Here was Europe – and much of Asia – telling Trump to stop acting like a petulant, amateur monarch and start acting like the president of the United States.
Macron also had other important objectives. His dramatic visit to Washington was designed to stake out his new role as Europe’s political and diplomatic leader, a traditional French conceit.
Macron’s timing was excellent. Britain, historically the counter-balance to French power, is off sulking in pre-Brexit confusion. London’s voice goes almost unheard. Most Europeans expect Britain to end up even more a forward base for US strategic power than it already is.
Europe’s other powerhouse, Germany, is also depressed and introspective. Its leader, Angela Merkel, arrived in Washington right after Monsieur and Madame Macron. The Macrons got a fancy state dinner, Merkel got little better than microwaved leftovers. The air has gone out of the Angel Merkel balloon. She looks tired, confused and demoralized.
Germans are moving to the right because they want new, younger leaders who are not so obviously under Washington’s thumb. They want to end the national guilt complex over WWII and become a normal, independent nation.
Voila! This leaves the youthful, dynamic Macron as Europe’s unchallenged leader. France, to steal a Trump slogan, will be great again. He will also spend more energy reforming France’s ailing economy, which shows signs of renewed vitality in spite of bitter labor strife, and re-ordering France’s post-colonial interests in Syria and Lebanon (the Levant), and the immensity of what was once – and largely still is – French West Africa.
The leaden spirit of what French called ‘la morosité’ that provoked a national depression may be drifting away. French are by nature either up or down. Under former president Francois Holland they were definitely down in the dumps. Macron now offers that prospect of highly intelligent, revitalizing leadership.

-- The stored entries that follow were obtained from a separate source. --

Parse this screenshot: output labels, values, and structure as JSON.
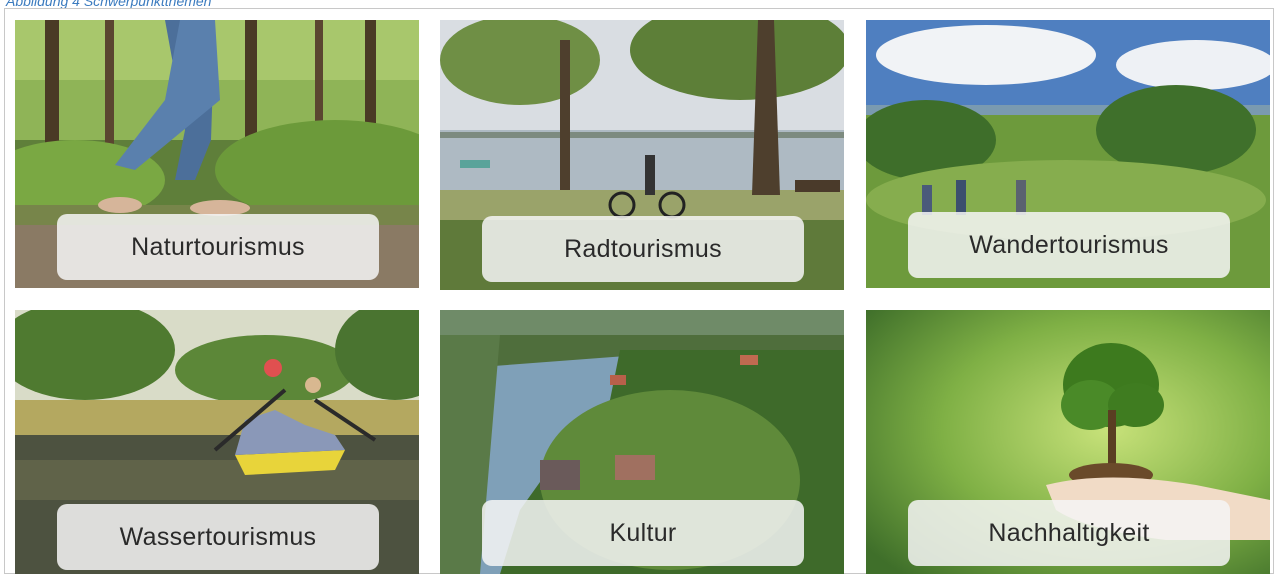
{
  "caption": "Abbildung 4 Schwerpunktthemen",
  "tiles": [
    {
      "label": "Naturtourismus",
      "image": "forest-walk-photo"
    },
    {
      "label": "Radtourismus",
      "image": "lake-cyclist-photo"
    },
    {
      "label": "Wandertourismus",
      "image": "hiking-meadow-photo"
    },
    {
      "label": "Wassertourismus",
      "image": "canoe-lake-photo"
    },
    {
      "label": "Kultur",
      "image": "aerial-lake-town-photo"
    },
    {
      "label": "Nachhaltigkeit",
      "image": "tree-in-hands-photo"
    }
  ]
}
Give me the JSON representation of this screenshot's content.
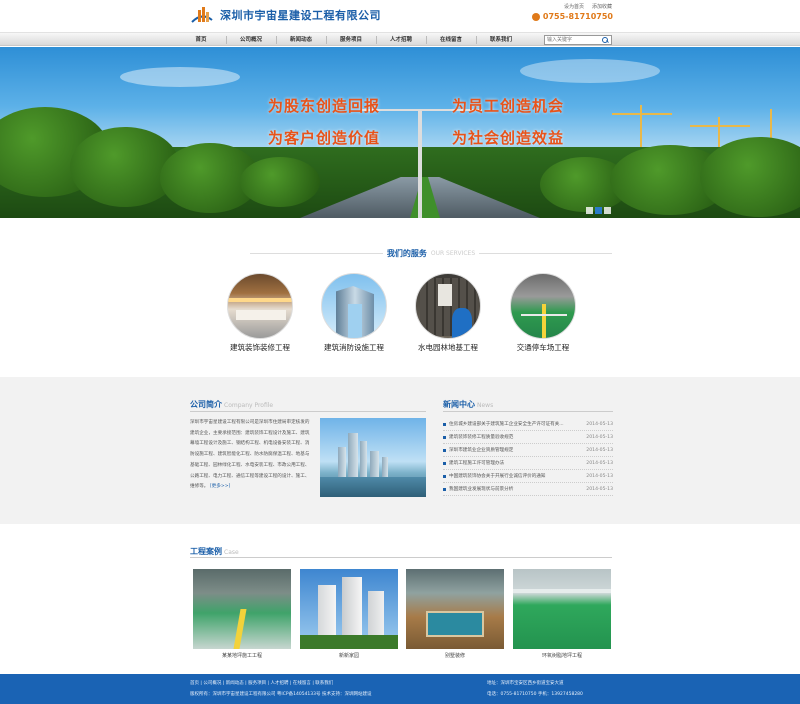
{
  "header": {
    "company_name": "深圳市宇宙星建设工程有限公司",
    "link_home": "设为首页",
    "link_fav": "添加收藏",
    "phone": "0755-81710750"
  },
  "nav": {
    "items": [
      "首页",
      "公司概况",
      "新闻动态",
      "服务项目",
      "人才招聘",
      "在线留言",
      "联系我们"
    ],
    "search_placeholder": "输入关键字"
  },
  "banner": {
    "slogans": [
      "为股东创造回报",
      "为员工创造机会",
      "为客户创造价值",
      "为社会创造效益"
    ],
    "slide_count": 3,
    "active_slide": 2
  },
  "services": {
    "title": "我们的服务",
    "title_en": "OUR SERVICES",
    "items": [
      {
        "label": "建筑装饰装修工程",
        "icon": "office-interior-image"
      },
      {
        "label": "建筑消防设施工程",
        "icon": "tower-building-image"
      },
      {
        "label": "水电园林地基工程",
        "icon": "worker-image"
      },
      {
        "label": "交通停车场工程",
        "icon": "parking-lot-image"
      }
    ]
  },
  "profile": {
    "title": "公司简介",
    "title_en": "Company Profile",
    "text": "深圳市宇宙星建设工程有限公司是深圳市住建局审定核发的建筑企业，主要承接范围：建筑装饰工程设计及施工、建筑幕墙工程设计及施工、钢结构工程、机电设备安装工程、消防设施工程、建筑智能化工程、防水防腐保温工程、地基与基础工程、园林绿化工程、水电安装工程、市政公用工程、公路工程、电力工程、通信工程等建设工程的设计、施工、维修等。",
    "more": "[更多>>]"
  },
  "news": {
    "title": "新闻中心",
    "title_en": "News",
    "items": [
      {
        "title": "住房城乡建设部关于建筑施工企业安全生产许可证有关...",
        "date": "2014-05-13"
      },
      {
        "title": "建筑装饰装修工程质量验收规范",
        "date": "2014-05-13"
      },
      {
        "title": "深圳市建筑业企业资质管理规定",
        "date": "2014-05-13"
      },
      {
        "title": "建筑工程施工许可管理办法",
        "date": "2014-05-13"
      },
      {
        "title": "中国建筑装饰协会关于开展行业诚信评价的通知",
        "date": "2014-05-13"
      },
      {
        "title": "我国建筑业发展现状与前景分析",
        "date": "2014-05-13"
      }
    ]
  },
  "cases": {
    "title": "工程案例",
    "title_en": "Case",
    "items": [
      {
        "label": "某某地坪施工工程"
      },
      {
        "label": "新新家园"
      },
      {
        "label": "别墅装修"
      },
      {
        "label": "环氧树脂地坪工程"
      }
    ]
  },
  "footer": {
    "links": "首页 | 公司概况 | 新闻动态 | 服务项目 | 人才招聘 | 在线留言 | 联系我们",
    "copyright": "版权所有：深圳市宇宙星建设工程有限公司 粤ICP备14054133号   技术支持：深圳网站建设",
    "address": "地址：深圳市宝安区西乡街道宝安大道",
    "tel": "电话：0755-81710750   手机：13927458280"
  },
  "colors": {
    "brand_blue": "#1a5ea8",
    "accent_orange": "#e8531a",
    "footer_blue": "#1a63b4"
  }
}
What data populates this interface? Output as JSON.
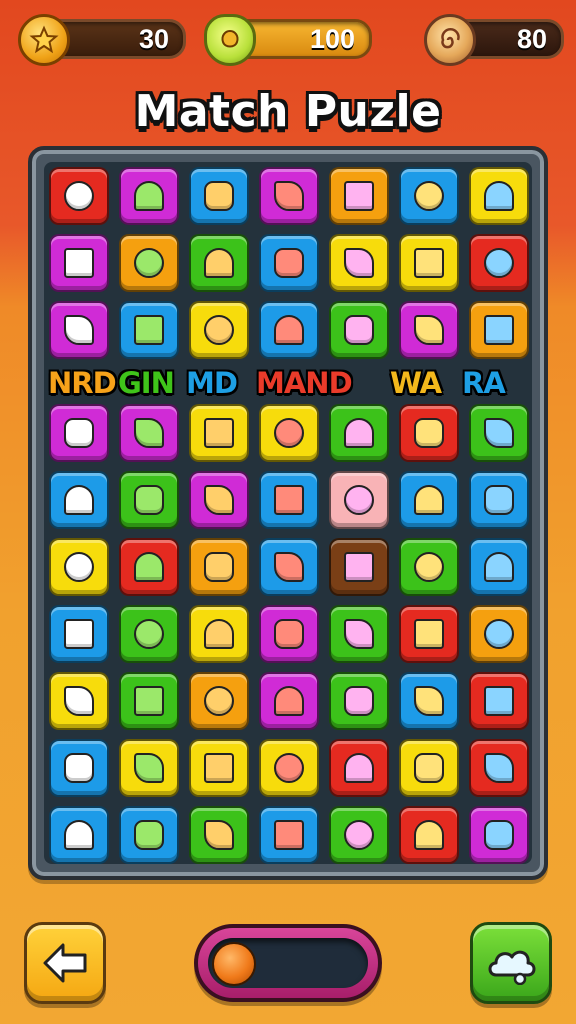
{
  "resources": {
    "coins": {
      "value": "30",
      "icon": "star-coin-icon",
      "color": "#f0a318"
    },
    "gems": {
      "value": "100",
      "icon": "gem-icon",
      "color": "#b8e03a"
    },
    "candy": {
      "value": "80",
      "icon": "swirl-candy-icon",
      "color": "#e5a85a"
    }
  },
  "title": "Match Puzle",
  "board": {
    "columns": 7,
    "rows": [
      [
        "red:apple",
        "magenta:shield",
        "blue:heart",
        "magenta:sun",
        "orange:carrot",
        "blue:lollipop",
        "yellow:toolbox"
      ],
      [
        "magenta:pencil",
        "orange:amulet",
        "green:leaf",
        "blue:dice",
        "yellow:bean",
        "yellow:bone",
        "red:pepper"
      ],
      [
        "magenta:milk",
        "blue:racket",
        "yellow:bagel",
        "blue:hammer",
        "green:pencil",
        "magenta:grapes",
        "orange:bucket"
      ],
      [
        "magenta:cake",
        "magenta:cheese",
        "yellow:onion",
        "yellow:cloud",
        "green:carrot",
        "red:dragon",
        "green:plum"
      ],
      [
        "blue:chick",
        "green:pudding",
        "magenta:crossbones",
        "blue:crayon",
        "pink:donut",
        "blue:ring",
        "blue:roller"
      ],
      [
        "yellow:puzzle",
        "red:emblem",
        "orange:rolling-pin",
        "blue:yarn",
        "brown:donut",
        "green:croissant",
        "blue:cupcake"
      ],
      [
        "blue:crayon",
        "green:mushroom",
        "yellow:donut",
        "magenta:sun",
        "green:spiral",
        "red:gear",
        "orange:balloon"
      ],
      [
        "yellow:donut",
        "green:duck",
        "orange:sprout",
        "magenta:tomato",
        "green:balloon",
        "blue:pencil",
        "red:gem"
      ],
      [
        "blue:pencil",
        "yellow:bottle",
        "yellow:crayon",
        "yellow:cinnamon-roll",
        "red:umbrella",
        "yellow:cloud",
        "red:coin"
      ],
      [
        "blue:lemon",
        "blue:bow",
        "green:star",
        "blue:stick",
        "green:heart",
        "red:cheese",
        "magenta:box"
      ]
    ],
    "word_row": [
      {
        "text": "NRD",
        "color": "#f6a21a"
      },
      {
        "text": "GIN",
        "color": "#3fc41a"
      },
      {
        "text": "MD",
        "color": "#1e9fe4"
      },
      {
        "text": "MAND",
        "color": "#ea3b2a"
      },
      {
        "text": "WA",
        "color": "#f3b81c"
      },
      {
        "text": "RA",
        "color": "#1e9fe4"
      }
    ]
  },
  "tile_colors": {
    "red": "#e52a20",
    "magenta": "#d02bd6",
    "blue": "#1d9be8",
    "orange": "#f5a00f",
    "yellow": "#f7dc0c",
    "green": "#3cc21a",
    "pink": "#f8b3b6",
    "brown": "#7a3f16"
  },
  "controls": {
    "back_icon": "arrow-left-icon",
    "hint_icon": "cloud-hint-icon",
    "slider_position": 0.0
  }
}
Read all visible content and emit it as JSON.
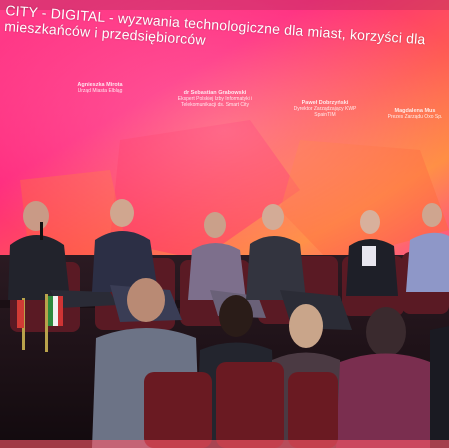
{
  "screen": {
    "headline": "CITY - DIGITAL - wyzwania technologiczne dla miast, korzyści dla mieszkańców i przedsiębiorców"
  },
  "speakers": [
    {
      "name": "Agnieszka Mirota",
      "role": "Urząd Miasta Elbląg"
    },
    {
      "name": "dr Sebastian Grabowski",
      "role": "Ekspert Polskiej Izby Informatyki i Telekomunikacji ds. Smart City"
    },
    {
      "name": "Paweł Dobrzyński",
      "role": "Dyrektor Zarządzający KWP SpainTIM"
    },
    {
      "name": "Magdalena Mus",
      "role": "Prezes Zarządu Oxo Sp."
    }
  ],
  "colors": {
    "screen_pink": "#ff2f8f",
    "screen_orange": "#ff7a3c",
    "stage_dark": "#2a1420",
    "chair_red": "#6a1a22"
  }
}
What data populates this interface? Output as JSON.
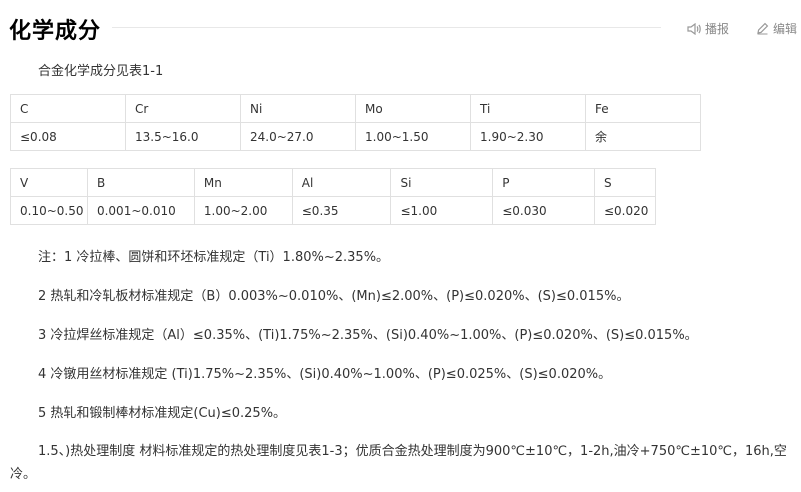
{
  "header": {
    "title": "化学成分",
    "broadcast_label": "播报",
    "edit_label": "编辑"
  },
  "intro": "合金化学成分见表1-1",
  "table1": {
    "headers": [
      "C",
      "Cr",
      "Ni",
      "Mo",
      "Ti",
      "Fe"
    ],
    "values": [
      "≤0.08",
      "13.5~16.0",
      "24.0~27.0",
      "1.00~1.50",
      "1.90~2.30",
      "余"
    ]
  },
  "table2": {
    "headers": [
      "V",
      "B",
      "Mn",
      "Al",
      "Si",
      "P",
      "S"
    ],
    "values": [
      "0.10~0.50",
      "0.001~0.010",
      "1.00~2.00",
      "≤0.35",
      "≤1.00",
      "≤0.030",
      "≤0.020"
    ]
  },
  "notes": [
    "注：1 冷拉棒、圆饼和环坯标准规定（Ti）1.80%~2.35%。",
    "2 热轧和冷轧板材标准规定（B）0.003%~0.010%、(Mn)≤2.00%、(P)≤0.020%、(S)≤0.015%。",
    "3 冷拉焊丝标准规定（Al）≤0.35%、(Ti)1.75%~2.35%、(Si)0.40%~1.00%、(P)≤0.020%、(S)≤0.015%。",
    "4 冷镦用丝材标准规定 (Ti)1.75%~2.35%、(Si)0.40%~1.00%、(P)≤0.025%、(S)≤0.020%。",
    "5 热轧和锻制棒材标准规定(Cu)≤0.25%。",
    "1.5、)热处理制度 材料标准规定的热处理制度见表1-3；优质合金热处理制度为900℃±10℃，1-2h,油冷+750℃±10℃，16h,空冷。"
  ]
}
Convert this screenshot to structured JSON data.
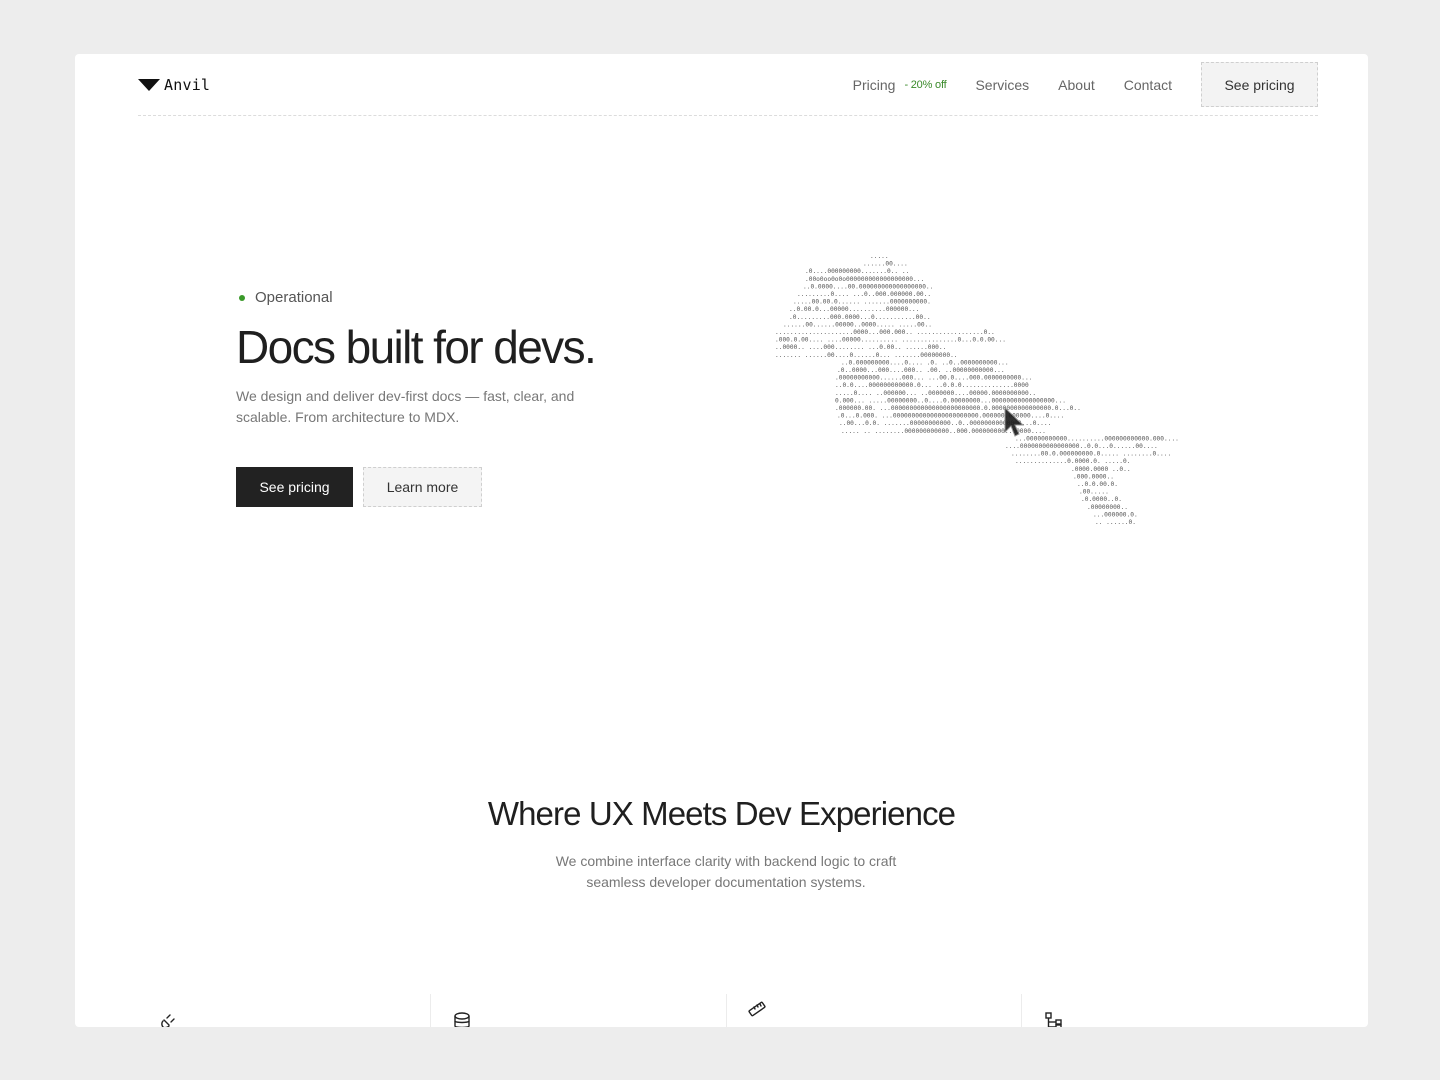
{
  "brand": {
    "name": "Anvil",
    "logo_icon": "triangle-down-logo"
  },
  "nav": {
    "pricing_label": "Pricing",
    "pricing_badge": "- 20% off",
    "services_label": "Services",
    "about_label": "About",
    "contact_label": "Contact",
    "cta_label": "See pricing"
  },
  "hero": {
    "status": "Operational",
    "status_color": "#3a9a2a",
    "title": "Docs built for devs.",
    "subtitle": "We design and deliver dev-first docs — fast, clear, and scalable. From architecture to MDX.",
    "primary_button": "See pricing",
    "secondary_button": "Learn more",
    "illustration": "ascii-world-map"
  },
  "section": {
    "title": "Where UX Meets Dev Experience",
    "subtitle": "We combine interface clarity with backend logic to craft seamless developer documentation systems."
  },
  "features": [
    {
      "icon": "plug-icon"
    },
    {
      "icon": "database-icon"
    },
    {
      "icon": "ruler-icon"
    },
    {
      "icon": "hierarchy-icon"
    }
  ],
  "colors": {
    "background": "#ededed",
    "surface": "#ffffff",
    "primary_button": "#222222",
    "badge_green": "#3a8a2a"
  }
}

That is, at least until the abrasive nature of French politics, labor wars, and financial hanky panky derail his meteoric rise. No one yet understands where Macron came from or who is really behind him. The French Rothschilds, for whom Macron used to work as a banker, are the most obvious suspects. But we don’t really know for sure.
Think of another ‘stupor mundi’ President Barack Obama who, like Macron, emerged out of deep obscurity to amaze Americans and the world. Now, it’s France’s turn for another star, debut performance.